In the 28th November edition, Matson receives only four paragraphs, wedged between other brief write-ups in a section titled “Interesting Gossip of the Police Court.” The story following Matson’s, for example, involves two Black men who got into a knife fight. Their testimony is written with condescending phonetic spellings of their AAE speech. The judge let them off. Of Matson, the paper offers no detail not found in Sears, but says simply: “She [Matson] did not droop her head and blush, nor did her high treble falter as she brazenly told the court she was a man.”

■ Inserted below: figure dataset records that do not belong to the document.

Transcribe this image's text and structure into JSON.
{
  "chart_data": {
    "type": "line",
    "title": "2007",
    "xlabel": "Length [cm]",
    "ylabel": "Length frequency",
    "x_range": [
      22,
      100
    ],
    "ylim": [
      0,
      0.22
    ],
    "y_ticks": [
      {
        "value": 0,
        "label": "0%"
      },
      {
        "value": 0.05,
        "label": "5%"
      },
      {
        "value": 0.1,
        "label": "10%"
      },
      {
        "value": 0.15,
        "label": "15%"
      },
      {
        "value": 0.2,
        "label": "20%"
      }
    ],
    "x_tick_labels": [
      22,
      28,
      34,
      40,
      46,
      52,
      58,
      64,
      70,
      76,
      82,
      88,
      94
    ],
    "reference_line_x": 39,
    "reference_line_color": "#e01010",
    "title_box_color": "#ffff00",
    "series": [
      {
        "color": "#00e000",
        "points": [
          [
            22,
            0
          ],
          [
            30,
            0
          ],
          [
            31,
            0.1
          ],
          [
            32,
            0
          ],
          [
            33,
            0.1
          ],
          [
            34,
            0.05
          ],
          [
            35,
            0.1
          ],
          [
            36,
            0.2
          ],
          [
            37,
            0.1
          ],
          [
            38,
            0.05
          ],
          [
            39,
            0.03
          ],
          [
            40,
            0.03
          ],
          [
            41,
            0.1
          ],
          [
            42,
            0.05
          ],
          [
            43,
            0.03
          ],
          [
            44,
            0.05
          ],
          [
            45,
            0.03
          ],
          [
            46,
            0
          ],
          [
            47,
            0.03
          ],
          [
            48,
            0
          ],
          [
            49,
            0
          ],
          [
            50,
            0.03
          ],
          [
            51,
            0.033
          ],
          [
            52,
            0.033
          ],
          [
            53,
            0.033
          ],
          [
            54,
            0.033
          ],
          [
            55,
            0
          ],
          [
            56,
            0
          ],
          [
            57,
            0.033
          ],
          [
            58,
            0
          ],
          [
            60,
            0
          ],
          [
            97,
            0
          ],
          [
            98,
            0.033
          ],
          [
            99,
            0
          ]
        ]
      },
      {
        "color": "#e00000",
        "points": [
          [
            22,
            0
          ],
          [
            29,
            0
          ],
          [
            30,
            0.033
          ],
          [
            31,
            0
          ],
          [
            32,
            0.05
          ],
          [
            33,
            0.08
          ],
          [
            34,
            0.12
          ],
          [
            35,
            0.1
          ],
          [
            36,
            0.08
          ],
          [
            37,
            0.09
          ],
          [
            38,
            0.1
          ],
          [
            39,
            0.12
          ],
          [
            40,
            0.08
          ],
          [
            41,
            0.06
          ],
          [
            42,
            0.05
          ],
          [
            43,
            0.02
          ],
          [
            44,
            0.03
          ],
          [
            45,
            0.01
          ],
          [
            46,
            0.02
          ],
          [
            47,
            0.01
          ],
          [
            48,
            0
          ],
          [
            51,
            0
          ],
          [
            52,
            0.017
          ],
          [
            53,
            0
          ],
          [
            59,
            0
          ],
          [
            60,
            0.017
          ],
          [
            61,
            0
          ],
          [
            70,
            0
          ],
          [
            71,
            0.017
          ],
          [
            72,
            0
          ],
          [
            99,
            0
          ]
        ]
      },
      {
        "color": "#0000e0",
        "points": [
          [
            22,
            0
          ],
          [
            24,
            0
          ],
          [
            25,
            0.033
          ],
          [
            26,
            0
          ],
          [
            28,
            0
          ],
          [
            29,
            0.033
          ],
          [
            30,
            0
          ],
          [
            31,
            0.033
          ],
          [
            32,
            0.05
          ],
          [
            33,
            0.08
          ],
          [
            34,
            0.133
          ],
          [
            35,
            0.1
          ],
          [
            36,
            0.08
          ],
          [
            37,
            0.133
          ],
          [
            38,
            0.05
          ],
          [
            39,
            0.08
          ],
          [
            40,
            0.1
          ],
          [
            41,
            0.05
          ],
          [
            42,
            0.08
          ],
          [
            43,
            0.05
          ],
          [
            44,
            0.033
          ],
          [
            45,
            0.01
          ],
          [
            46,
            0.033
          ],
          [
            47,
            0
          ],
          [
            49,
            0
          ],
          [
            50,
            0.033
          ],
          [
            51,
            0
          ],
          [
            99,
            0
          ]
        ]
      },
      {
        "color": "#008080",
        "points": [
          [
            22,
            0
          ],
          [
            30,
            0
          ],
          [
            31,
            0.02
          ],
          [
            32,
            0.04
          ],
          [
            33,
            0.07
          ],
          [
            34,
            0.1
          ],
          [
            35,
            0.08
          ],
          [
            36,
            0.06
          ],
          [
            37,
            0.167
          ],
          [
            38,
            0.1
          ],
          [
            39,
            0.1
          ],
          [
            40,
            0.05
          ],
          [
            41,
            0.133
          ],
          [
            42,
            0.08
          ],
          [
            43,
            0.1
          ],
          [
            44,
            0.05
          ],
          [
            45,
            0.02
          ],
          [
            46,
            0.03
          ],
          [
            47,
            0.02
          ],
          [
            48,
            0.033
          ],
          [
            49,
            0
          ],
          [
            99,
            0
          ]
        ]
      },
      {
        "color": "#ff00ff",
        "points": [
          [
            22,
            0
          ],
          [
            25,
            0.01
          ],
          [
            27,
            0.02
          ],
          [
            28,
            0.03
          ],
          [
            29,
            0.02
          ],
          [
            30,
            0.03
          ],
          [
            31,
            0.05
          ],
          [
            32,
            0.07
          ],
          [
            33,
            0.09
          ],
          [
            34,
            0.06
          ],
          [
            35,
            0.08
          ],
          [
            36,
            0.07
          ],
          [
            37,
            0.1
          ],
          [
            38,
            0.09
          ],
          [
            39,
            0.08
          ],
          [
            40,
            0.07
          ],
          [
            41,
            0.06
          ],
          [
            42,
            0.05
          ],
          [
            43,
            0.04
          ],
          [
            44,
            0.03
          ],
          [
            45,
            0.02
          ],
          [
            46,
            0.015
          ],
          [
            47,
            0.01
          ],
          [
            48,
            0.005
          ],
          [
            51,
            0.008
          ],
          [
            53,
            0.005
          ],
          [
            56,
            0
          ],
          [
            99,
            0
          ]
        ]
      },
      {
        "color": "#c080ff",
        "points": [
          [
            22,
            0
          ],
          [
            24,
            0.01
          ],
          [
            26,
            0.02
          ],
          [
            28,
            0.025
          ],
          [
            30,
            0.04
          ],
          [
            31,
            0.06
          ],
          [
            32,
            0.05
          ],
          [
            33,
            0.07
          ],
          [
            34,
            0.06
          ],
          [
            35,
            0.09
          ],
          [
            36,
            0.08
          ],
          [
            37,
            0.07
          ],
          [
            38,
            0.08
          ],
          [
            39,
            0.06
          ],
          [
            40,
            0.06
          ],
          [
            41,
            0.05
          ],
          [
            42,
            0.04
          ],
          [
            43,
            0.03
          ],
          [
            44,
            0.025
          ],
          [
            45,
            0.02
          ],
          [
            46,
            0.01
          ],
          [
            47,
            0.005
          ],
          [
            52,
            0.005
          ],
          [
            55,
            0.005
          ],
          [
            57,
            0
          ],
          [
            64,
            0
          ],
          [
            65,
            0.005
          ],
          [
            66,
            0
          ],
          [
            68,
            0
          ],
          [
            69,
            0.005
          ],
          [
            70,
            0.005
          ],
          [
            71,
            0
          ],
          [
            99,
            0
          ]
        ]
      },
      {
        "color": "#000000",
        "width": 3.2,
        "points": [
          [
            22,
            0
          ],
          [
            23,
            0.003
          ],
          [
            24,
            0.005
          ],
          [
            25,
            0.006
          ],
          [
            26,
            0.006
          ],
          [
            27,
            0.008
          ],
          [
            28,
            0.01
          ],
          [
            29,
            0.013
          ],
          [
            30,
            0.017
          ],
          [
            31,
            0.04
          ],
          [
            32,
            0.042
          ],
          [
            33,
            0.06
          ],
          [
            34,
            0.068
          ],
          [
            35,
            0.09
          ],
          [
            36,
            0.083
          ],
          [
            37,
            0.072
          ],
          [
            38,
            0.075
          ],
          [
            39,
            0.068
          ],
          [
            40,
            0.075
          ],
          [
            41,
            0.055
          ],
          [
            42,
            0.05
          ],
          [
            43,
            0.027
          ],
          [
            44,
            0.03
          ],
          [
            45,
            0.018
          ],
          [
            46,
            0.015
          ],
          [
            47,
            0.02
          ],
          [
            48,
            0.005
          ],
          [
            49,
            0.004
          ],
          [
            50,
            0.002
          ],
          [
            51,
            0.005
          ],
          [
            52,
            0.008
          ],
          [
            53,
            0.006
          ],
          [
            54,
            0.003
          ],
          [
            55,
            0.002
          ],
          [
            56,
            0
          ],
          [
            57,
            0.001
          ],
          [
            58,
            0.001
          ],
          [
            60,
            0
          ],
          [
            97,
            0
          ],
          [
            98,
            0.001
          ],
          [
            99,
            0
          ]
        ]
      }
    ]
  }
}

However, crossdressing law in San Francisco not only policed gender norms, but drew attention to the possibility of their violation. While the press, government, and entertainers like those who ran the freak show that hired Matson framed crossdressing as insane, laughable, or dangerous, it is very possible that not everyone in the large audiences thus exposed to non-normative gender displays bought into such negative perspectives. Some people may have visited Matson at the freak show not to gawk but to speak to him about his experience. Sears takes care to express this idea: “To be clear, there is scant evidence of such responses, . . . [but] [n]eglecting the possibility owing to insufficient evidence . . . may be more problematic than raising it unsupported, as it replicates the structure of the archive” where such voices have been suppressed (119). Despite the violence the law inflicted on him, Matson did articulate to the judge and the newspapers a case for his gender identity.
In this manner, his arrest and press coverage, like some others’, “facilitated [non-normative genders’] public articulation and politicization” (146), something then new in United States history. Whether or not Matson was a swindler, today we tend to see “brazen” gender nonconformists like him, like Geraldine Portica and Mamie Baldwin, as the heroes of their stories, heroes for existing at all in many cases. And we tend to see those institutions, journalists, and cops who persecuted, misgendered, and jeered at such individuals for daring to live their lives as a sobering reminder of how ugly the past could be. However, the persistence of people like Portica and Matson and the inability of Vigilante-minded authorities to ever eliminate practices that fell outside their particular vision reminds us (or me, anyway) that the past can also offer hope and a sense of where we are today.